InTouch speaks to eight AI providers natively in every edition: Anthropic Claude, OpenAI, Mistral, Groq, DeepSeek, xAI Grok, Google Gemini, and Ollama (for local models). Hugging Face rounds out the set as a 9th, job-only provider. Each is a first-class tool. The assistant itself and every individual AI tool can target a different provider, swappable per tool by changing the tool name and credential reference.

If Anthropic refuses your domain — and it sometimes does: financial advice, legal synthesis, medical analysis — swap to Ollama with a local model. Zero restrictions, zero API cost, no data leaving the network. Works air-gapped. The job definition doesn't change; only the tool name and credential do.

This isn't an abstraction layer that papers over provider differences. Each provider's distinctive features (Claude's extended thinking, OpenAI's function calling variants, Gemini's multi-modal, Ollama's local model roster) is exposed directly. Swap when the use case changes. Don't accept a lowest-common-denominator wrapper.

# Restricted domain? Local model. - name: classify-complaint tool: ollama credential: ollama-internal model: llama3.2 prompt: "${input}" # Deep reasoning? Claude Opus. - name: summarize-contract tool: anthropic credential: anthropic-prod model: claude-opus-4-6 # Volume pricing? GPT-4o-mini. - name: enrich-row tool: openai credential: openai-prod model: gpt-4o-mini

Conversation Is the Primary UI

You describe what you need — the assistant builds it. Jobs, schedules, credentials, triggers, alerts, skills. The web UI forms are for verification and fine-tuning; the assistant is for creation.

Example: "Build me a sales export"

"Every weekday at 6am, export the sales table from the prod MySQL, transform to add YoY deltas, and email the CSV to [email protected] with a one-line summary."

The assistant creates the credential references, the job with four tools (SQL → DataFrame → Anthropic summarize → Email), a weekday schedule at 06:00, and attaches an alert. Walks you through each step for confirmation. End state: a working pipeline and a test run.

Example: "Who's got access to prod-mysql?"

"List all publishers and groups with read or update rights on the prod-mysql credential."

The assistant queries the RBAC tables, filters to that credential's rights matrix, renders a table in chat. You didn't need to remember which endpoint or which filter.
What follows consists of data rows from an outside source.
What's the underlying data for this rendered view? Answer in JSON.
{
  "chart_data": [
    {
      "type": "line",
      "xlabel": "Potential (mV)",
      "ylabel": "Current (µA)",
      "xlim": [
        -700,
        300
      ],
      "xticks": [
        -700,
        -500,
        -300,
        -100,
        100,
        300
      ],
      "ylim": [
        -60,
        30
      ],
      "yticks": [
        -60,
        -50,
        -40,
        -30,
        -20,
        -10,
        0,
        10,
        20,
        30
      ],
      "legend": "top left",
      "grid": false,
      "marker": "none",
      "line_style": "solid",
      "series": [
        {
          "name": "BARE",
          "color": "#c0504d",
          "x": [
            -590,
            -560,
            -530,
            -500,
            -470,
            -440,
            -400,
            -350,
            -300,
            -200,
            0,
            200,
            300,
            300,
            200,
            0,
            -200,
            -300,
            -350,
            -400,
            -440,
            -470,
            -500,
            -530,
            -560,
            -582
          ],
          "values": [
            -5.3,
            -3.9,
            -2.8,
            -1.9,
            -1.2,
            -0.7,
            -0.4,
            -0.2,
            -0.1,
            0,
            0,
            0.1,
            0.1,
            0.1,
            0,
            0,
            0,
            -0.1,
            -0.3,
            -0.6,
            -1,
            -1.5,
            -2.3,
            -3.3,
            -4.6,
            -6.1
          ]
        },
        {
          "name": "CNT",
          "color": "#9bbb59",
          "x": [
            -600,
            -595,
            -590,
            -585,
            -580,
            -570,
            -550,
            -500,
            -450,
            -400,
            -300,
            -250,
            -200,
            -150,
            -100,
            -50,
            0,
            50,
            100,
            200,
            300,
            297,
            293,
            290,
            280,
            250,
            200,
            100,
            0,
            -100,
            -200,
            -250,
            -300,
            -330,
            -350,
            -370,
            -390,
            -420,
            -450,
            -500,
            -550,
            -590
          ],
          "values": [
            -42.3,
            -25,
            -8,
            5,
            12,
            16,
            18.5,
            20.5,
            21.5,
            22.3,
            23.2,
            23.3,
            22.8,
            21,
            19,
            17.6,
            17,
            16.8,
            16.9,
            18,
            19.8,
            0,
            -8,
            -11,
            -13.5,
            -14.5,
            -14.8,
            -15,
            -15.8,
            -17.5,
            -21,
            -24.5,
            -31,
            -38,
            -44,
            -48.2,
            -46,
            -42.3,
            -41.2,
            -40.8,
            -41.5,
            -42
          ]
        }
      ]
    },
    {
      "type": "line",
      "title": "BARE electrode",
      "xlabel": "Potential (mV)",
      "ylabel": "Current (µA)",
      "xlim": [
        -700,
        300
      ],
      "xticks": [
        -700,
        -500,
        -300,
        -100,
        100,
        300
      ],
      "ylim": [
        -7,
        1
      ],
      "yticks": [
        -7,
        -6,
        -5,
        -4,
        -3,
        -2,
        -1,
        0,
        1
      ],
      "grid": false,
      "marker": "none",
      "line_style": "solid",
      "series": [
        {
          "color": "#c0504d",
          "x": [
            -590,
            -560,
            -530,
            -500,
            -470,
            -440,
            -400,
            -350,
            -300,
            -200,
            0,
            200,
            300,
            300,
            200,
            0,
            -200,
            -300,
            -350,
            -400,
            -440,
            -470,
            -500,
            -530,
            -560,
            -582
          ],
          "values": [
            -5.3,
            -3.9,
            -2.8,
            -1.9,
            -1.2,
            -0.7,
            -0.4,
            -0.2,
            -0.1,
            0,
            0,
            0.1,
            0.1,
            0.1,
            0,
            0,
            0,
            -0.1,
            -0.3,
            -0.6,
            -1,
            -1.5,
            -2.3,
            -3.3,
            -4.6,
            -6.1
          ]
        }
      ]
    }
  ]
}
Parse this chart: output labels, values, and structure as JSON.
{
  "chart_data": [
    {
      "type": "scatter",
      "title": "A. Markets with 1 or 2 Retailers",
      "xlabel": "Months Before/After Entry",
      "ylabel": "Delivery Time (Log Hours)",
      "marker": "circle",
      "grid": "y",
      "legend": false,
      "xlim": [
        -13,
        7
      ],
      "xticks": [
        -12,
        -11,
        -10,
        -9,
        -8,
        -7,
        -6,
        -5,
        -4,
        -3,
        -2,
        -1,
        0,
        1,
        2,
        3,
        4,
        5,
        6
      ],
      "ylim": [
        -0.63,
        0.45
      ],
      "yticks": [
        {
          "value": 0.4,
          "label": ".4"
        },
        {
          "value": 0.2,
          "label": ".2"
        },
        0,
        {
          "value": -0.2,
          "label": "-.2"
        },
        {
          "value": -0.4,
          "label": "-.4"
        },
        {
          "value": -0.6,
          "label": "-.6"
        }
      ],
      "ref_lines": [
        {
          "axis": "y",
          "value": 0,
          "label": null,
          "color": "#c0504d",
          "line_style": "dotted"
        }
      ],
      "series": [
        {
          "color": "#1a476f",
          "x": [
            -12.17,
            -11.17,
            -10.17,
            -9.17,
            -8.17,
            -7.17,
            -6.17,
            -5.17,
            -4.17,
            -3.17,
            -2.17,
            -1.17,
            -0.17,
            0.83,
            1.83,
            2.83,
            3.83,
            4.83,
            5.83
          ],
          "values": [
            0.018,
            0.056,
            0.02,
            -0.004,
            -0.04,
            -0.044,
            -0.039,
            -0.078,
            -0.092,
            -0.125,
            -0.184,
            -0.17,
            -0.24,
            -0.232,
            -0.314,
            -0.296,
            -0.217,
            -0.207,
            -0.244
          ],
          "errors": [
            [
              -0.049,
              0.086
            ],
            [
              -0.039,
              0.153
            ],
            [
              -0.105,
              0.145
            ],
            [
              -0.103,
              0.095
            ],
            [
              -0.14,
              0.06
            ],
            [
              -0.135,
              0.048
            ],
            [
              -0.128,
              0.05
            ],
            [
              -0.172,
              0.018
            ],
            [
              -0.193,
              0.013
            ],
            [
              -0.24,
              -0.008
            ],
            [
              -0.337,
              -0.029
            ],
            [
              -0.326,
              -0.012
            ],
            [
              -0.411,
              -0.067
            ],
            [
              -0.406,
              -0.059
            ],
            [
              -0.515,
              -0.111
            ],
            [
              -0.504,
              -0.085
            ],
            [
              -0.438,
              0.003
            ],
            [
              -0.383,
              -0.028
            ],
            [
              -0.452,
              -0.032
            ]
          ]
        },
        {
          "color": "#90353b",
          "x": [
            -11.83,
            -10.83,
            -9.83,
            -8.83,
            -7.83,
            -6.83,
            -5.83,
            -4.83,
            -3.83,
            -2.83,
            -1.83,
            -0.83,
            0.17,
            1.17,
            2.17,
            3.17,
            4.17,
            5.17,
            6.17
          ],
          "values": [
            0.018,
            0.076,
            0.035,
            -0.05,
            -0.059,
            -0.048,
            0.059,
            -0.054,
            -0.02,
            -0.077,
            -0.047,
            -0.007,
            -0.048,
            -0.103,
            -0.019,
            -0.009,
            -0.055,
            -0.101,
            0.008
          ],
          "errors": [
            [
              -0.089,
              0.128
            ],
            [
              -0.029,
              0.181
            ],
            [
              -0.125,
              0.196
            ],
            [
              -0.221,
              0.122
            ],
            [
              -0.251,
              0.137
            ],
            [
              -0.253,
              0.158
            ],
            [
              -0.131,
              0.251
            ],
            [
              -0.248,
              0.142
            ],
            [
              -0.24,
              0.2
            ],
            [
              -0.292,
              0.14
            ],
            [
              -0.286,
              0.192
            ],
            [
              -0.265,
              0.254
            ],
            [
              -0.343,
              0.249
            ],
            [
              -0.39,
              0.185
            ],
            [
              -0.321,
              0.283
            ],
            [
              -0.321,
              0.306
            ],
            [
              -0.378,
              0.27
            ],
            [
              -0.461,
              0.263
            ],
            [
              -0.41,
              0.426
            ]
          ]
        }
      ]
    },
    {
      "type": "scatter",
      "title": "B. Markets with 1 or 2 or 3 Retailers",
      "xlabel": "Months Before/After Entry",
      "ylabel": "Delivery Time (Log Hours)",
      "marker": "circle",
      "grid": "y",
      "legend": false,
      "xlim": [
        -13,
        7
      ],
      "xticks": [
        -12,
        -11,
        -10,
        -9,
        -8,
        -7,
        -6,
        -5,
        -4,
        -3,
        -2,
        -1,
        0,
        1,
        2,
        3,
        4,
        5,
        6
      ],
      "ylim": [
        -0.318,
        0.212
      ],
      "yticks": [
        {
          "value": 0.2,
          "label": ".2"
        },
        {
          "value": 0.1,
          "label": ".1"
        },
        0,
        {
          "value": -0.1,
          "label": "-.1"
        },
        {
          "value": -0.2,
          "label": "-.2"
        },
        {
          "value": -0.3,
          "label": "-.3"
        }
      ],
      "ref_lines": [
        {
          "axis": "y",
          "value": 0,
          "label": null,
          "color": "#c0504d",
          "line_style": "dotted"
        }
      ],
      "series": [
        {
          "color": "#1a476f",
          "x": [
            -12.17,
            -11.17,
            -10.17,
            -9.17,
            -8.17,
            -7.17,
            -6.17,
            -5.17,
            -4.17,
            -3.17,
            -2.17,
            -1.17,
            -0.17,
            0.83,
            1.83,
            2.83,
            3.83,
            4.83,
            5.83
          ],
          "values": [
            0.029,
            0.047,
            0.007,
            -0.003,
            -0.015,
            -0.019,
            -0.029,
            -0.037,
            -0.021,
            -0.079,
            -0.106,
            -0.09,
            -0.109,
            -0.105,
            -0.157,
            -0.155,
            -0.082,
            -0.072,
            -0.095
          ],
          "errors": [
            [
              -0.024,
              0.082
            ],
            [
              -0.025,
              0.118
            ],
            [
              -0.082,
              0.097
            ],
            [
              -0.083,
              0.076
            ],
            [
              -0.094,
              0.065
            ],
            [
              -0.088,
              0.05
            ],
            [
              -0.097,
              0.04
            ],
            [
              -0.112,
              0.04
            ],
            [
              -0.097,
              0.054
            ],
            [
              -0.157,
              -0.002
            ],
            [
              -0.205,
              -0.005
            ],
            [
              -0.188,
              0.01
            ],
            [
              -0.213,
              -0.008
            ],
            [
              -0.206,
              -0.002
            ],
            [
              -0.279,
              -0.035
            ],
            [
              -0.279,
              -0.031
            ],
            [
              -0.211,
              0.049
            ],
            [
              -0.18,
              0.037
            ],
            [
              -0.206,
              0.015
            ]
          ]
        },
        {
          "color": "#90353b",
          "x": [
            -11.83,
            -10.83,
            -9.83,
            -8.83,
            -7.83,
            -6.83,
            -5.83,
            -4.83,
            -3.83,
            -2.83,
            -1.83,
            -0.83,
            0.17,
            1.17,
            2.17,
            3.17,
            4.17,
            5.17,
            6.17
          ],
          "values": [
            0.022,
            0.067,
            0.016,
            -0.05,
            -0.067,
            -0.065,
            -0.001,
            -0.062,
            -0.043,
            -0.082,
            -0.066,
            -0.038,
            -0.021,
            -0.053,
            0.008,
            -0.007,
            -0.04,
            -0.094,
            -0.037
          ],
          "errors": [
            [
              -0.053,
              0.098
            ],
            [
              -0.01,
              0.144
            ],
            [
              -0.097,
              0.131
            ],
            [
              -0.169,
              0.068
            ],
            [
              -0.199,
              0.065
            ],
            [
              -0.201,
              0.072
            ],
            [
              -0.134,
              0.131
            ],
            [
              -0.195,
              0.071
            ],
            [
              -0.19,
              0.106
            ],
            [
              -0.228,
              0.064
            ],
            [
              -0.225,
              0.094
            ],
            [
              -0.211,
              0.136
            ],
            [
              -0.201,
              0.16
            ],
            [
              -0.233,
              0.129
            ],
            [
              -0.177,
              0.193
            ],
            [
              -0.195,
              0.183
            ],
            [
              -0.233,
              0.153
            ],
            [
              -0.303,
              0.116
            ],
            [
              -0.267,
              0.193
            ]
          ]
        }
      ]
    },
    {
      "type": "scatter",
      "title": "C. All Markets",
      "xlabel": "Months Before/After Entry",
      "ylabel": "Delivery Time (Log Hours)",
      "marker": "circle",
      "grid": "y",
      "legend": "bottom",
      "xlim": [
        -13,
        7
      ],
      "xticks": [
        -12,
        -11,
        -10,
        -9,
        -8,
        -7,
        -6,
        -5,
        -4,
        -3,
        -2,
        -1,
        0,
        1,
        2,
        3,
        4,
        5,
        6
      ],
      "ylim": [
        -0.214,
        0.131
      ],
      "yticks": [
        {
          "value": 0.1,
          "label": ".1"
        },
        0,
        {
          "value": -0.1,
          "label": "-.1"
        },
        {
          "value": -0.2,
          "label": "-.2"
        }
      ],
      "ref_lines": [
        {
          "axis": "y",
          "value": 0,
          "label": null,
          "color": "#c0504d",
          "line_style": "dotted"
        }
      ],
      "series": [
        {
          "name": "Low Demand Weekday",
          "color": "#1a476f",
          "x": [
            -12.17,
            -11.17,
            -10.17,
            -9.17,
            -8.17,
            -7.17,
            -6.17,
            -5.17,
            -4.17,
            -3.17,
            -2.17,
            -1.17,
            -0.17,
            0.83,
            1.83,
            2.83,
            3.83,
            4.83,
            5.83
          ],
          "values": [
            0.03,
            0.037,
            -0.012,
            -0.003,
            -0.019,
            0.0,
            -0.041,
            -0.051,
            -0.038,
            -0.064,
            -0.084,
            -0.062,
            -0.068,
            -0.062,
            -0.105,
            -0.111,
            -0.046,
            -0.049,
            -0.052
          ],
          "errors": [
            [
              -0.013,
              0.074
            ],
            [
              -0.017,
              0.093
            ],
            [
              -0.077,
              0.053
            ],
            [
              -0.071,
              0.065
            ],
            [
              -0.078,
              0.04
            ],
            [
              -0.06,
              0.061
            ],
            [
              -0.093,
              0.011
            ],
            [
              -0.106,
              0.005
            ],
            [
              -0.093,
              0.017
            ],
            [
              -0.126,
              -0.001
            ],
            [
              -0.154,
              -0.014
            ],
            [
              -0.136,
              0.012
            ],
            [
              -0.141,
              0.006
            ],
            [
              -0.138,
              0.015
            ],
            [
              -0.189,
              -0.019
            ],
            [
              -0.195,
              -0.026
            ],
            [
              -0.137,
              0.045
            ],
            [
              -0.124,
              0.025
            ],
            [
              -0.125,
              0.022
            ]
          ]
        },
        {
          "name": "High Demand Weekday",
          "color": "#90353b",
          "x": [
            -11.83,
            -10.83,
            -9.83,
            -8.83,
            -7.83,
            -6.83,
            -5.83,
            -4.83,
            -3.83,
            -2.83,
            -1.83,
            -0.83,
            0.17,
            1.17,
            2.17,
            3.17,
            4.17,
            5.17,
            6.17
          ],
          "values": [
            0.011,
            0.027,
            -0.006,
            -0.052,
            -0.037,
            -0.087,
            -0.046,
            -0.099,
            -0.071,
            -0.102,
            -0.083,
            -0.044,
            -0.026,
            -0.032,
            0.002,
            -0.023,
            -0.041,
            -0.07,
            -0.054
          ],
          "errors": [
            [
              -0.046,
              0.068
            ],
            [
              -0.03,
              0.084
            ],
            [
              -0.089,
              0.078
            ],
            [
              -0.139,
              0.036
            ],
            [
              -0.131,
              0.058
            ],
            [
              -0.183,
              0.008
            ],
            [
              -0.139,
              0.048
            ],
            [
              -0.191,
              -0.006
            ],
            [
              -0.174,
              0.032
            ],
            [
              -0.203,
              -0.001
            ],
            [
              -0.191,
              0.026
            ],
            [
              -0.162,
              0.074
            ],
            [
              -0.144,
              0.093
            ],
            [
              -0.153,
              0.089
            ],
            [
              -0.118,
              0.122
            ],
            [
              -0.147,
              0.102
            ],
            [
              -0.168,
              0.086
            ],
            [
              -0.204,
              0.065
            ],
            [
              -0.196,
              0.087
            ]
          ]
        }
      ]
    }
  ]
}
You asked the question.

Things That Made the Product Better the Boring Way

System-Prompt Discipline

The assistant's system prompt is tight — tools are described in structured JSON schema, not prose; the reference knowledge base loads via keyword-retrieval RAG, not a full-document dump. That kept the context window honest and the response times sub-second.

429 Retry with Backoff

Rate-limit responses from any provider are retried with exponential backoff and jitter. The assistant doesn't give up on the first 429; it surfaces the issue only when retries are exhausted. Invisible robustness, which is the good kind.

Tool Classification + Caching

Not every message needs the full agent loop. A classifier routes trivial questions to cached responses; heavy orchestration messages go through the full tool-use pipeline. Cost goes down, TTFB goes down, nothing else changes.

The Conversation Stays on Your Server

No Third-Party Middleman

The assistant runs in your InTouch server. Messages from Slack go from Slack straight to your server, not to a SaaS relay in between. The data path is one hop shorter than every "AI chatbot" product built on top of OpenAI.

Auditable Reasoning

Every tool call the assistant makes is logged with the arguments it chose. Reviewing "why did it do that?" is a log query. Contrast with closed assistants where the reasoning chain is a black box even to the vendor.

Air-Gapped Option

Run everything on Ollama. No upstream network calls. Great for defense, medical, legal, and financial deployments with strict egress controls.